April 28, 2009
Crashing The Wedding Crashers
I suspect I’m one of the few people under 50 never to have seen the 2005 movie The Wedding Crashers and that streak would’ve continued except for my wife. I thought it was a funny and light entertainment. I realized anew that I underestimate comedies. As I told my wife, “comedies are funny!”
The movie was not only that but none-too-subtly conveyed the familiar “Pleasure Curve” principle. The pleasure curve begins with harmlessness, ascends to heedlessness, and ends in heartlessness and horror, the last played convincingly by Will Ferrell who depicted a monstrous cardboard cutout of man bent only on his own satisfactions. Ferrell’s character was a study of the natural end of hedonism. As the drive for more and more insinuates itself, he turns to funerals instead of weddings to crash.
But in the beginning all is idyllic, a Garden of Eden, and the two protagonists say their rehearsed lines perfectly and dance expertly.

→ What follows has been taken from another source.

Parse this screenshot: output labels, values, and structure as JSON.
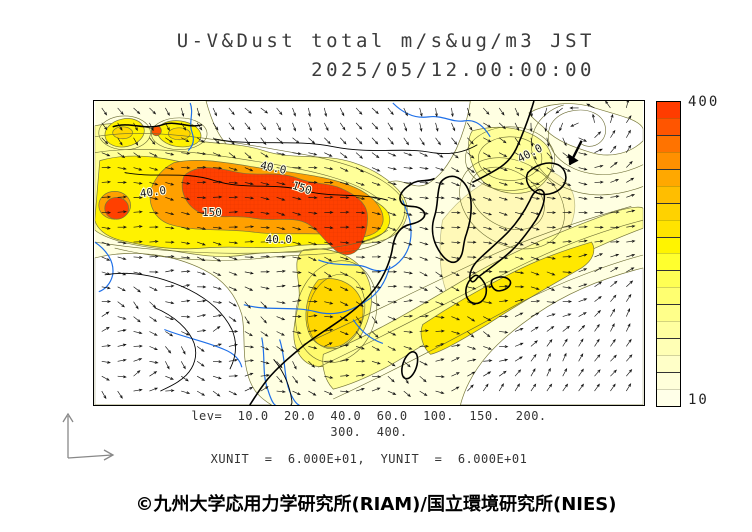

It depicts well the joy natural life is capable of bringing, especially in the context of weddings. Music, wine, attraction, laughter. But eventually things begin getting slightly out of control, shown by the slo-mo popping of champagne bottles and unruly release of foam and liquid. Then a succession of bra-and-panty clad women fall against a bed, as if slain.
I thought: despite its reputation as a chick flick, this is a screenplay a man would write. Sure enough, a quick check of the 'net reveals not only the director was male but both writers. No surprise at all. Only reprobate men write morality plays (see Oscar Wilde)? (Obligatory disclaimers apply; 'reprobate' is hyperbolic and I don't know the writers of course.)